Le lendemain matin, il faisait très froid et nous avons retardé notre départ. Je ressentais une douleur dans les poumons mais nous avons décidé de continuer bien que la retraite à ce stade de l’escalade ne semblait pas trop difficile. Nous avons progressé pas à pas et malgré le froid intense, nous avons atteint un petit balcon sous la section de la clé.

Malgré le fait qu’il restait encore quelques heures de jour, nous nous sommes arrêtés pour bivouaquer et avons décidé d’attendre de voir comment je me sentirais le lendemain matin. Le matin, nous avons encore retardé le départ, j’étais gelé et mes poumons brûlaient, mais quand le soleil nous a réchauffés un peu, j’ai senti que je pouvais continuer. Toujours en escalade libre, j’ai gravi les deux longueurs clés et nous nous sommes rapidement retrouvés sur le bord de l’éperon, là où il se confond avec la voie Cassin. En terrain connu, nous avons accéléré le rythme et en début d’après-midi, nous nous sommes embrassés sur le sommet, pour la sixième fois cet hiver !

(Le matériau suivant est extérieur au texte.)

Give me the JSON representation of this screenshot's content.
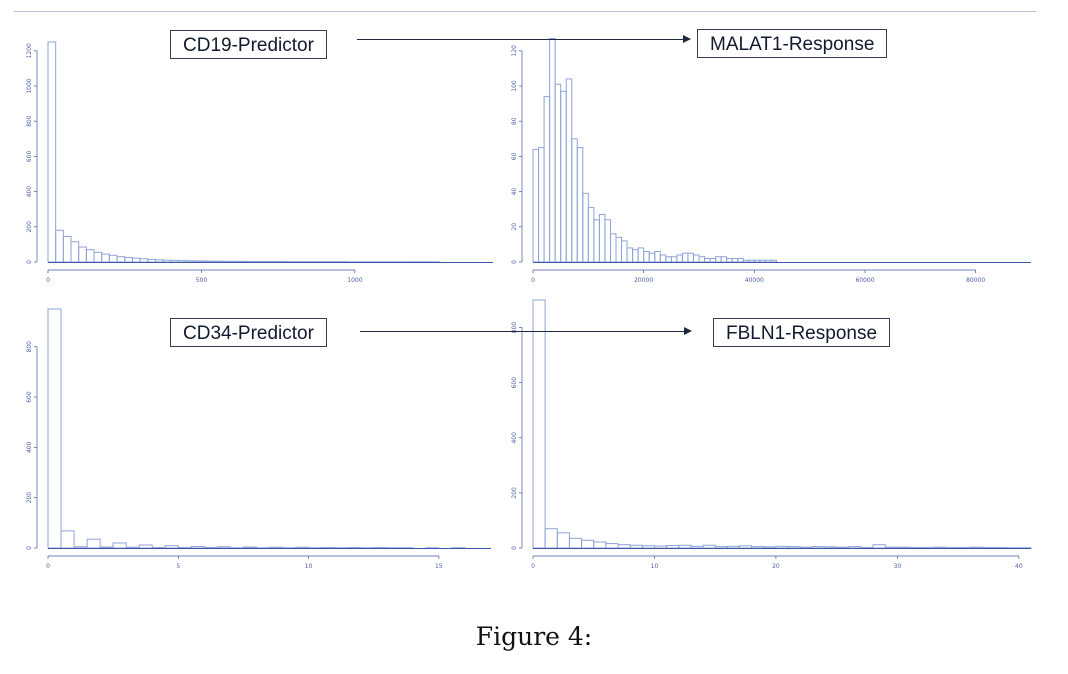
{
  "figure": {
    "caption": "Figure 4:",
    "colors": {
      "bar_stroke": "#8ea3d9",
      "axis": "#3f56a8",
      "tick_text": "#4b5fa8",
      "box_border": "#333c57"
    },
    "labels": {
      "cd19": "CD19-Predictor",
      "malat1": "MALAT1-Response",
      "cd34": "CD34-Predictor",
      "fbln1": "FBLN1-Response"
    }
  },
  "chart_data": [
    {
      "type": "bar",
      "name_label": "CD19-Predictor",
      "xlim": [
        0,
        1450
      ],
      "ylim": [
        0,
        1250
      ],
      "x_ticks": [
        "0",
        "500",
        "1000"
      ],
      "y_ticks": [
        "0",
        "200",
        "400",
        "600",
        "800",
        "1000",
        "1200"
      ],
      "bin_width": 25,
      "values": [
        1250,
        180,
        145,
        115,
        85,
        70,
        55,
        45,
        38,
        30,
        26,
        22,
        18,
        15,
        12,
        10,
        9,
        8,
        7,
        6,
        6,
        5,
        5,
        4,
        4,
        4,
        3,
        3,
        3,
        3,
        3,
        2,
        2,
        2,
        2,
        2,
        2,
        2,
        2,
        1,
        1,
        1,
        1,
        1,
        1,
        1,
        1,
        1,
        1,
        1,
        1,
        0,
        0,
        0,
        0,
        0,
        0,
        0
      ]
    },
    {
      "type": "bar",
      "name_label": "MALAT1-Response",
      "xlim": [
        0,
        90000
      ],
      "ylim": [
        0,
        125
      ],
      "x_ticks": [
        "0",
        "20000",
        "40000",
        "60000",
        "80000"
      ],
      "y_ticks": [
        "0",
        "20",
        "40",
        "60",
        "80",
        "100",
        "120"
      ],
      "bin_width": 1000,
      "values": [
        64,
        65,
        94,
        127,
        101,
        97,
        104,
        70,
        65,
        39,
        31,
        24,
        27,
        24,
        16,
        14,
        12,
        8,
        7,
        8,
        6,
        5,
        6,
        4,
        3,
        3,
        4,
        5,
        5,
        4,
        3,
        2,
        2,
        3,
        3,
        2,
        2,
        2,
        1,
        1,
        1,
        1,
        1,
        1
      ]
    },
    {
      "type": "bar",
      "name_label": "CD34-Predictor",
      "xlim": [
        0,
        17
      ],
      "ylim": [
        0,
        950
      ],
      "x_ticks": [
        "0",
        "5",
        "10",
        "15"
      ],
      "y_ticks": [
        "0",
        "200",
        "400",
        "600",
        "800"
      ],
      "bin_width": 0.5,
      "values": [
        950,
        68,
        5,
        35,
        4,
        20,
        3,
        12,
        2,
        9,
        2,
        6,
        2,
        5,
        1,
        4,
        1,
        3,
        1,
        3,
        1,
        2,
        1,
        2,
        1,
        2,
        1,
        1,
        0,
        1,
        0,
        1,
        0,
        0
      ]
    },
    {
      "type": "bar",
      "name_label": "FBLN1-Response",
      "xlim": [
        0,
        41
      ],
      "ylim": [
        0,
        900
      ],
      "x_ticks": [
        "0",
        "10",
        "20",
        "30",
        "40"
      ],
      "y_ticks": [
        "0",
        "200",
        "400",
        "600",
        "800"
      ],
      "bin_width": 1,
      "values": [
        900,
        70,
        55,
        35,
        28,
        22,
        16,
        12,
        10,
        8,
        7,
        9,
        10,
        6,
        10,
        5,
        6,
        8,
        5,
        4,
        6,
        5,
        3,
        5,
        4,
        3,
        5,
        2,
        12,
        3,
        3,
        2,
        2,
        3,
        2,
        2,
        3,
        2,
        2,
        1,
        1
      ]
    }
  ]
}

L’été suivant, j’ai réalisé la voie la plus récente de la collection de lignes que j’avais toujours voulu gravir. Avec Tomas Muller, nous avons suivi l’excellente voie Manitua, escaladée en solo par Slavko Sveticic. L’ascension du mur monolithique vertical à gauche de la crête de l’éperon de Croz est une voie étonnante. C’est une voie étonnante, idéale pour les conditions sèches de l’été. Nous avons progressé très rapidement grâce à de bonnes conditions et à une bonne stratégie, il nous a fallu 12 heures entre le bas et le sommet. Aujourd’hui je préfère me concentrer sur d’autres parois, mais c’est toujours avec un grand plaisir que je m’arrête parfois devant cette grande paroi sur laquelle j’ai vécu de belles journées d’alpinisme.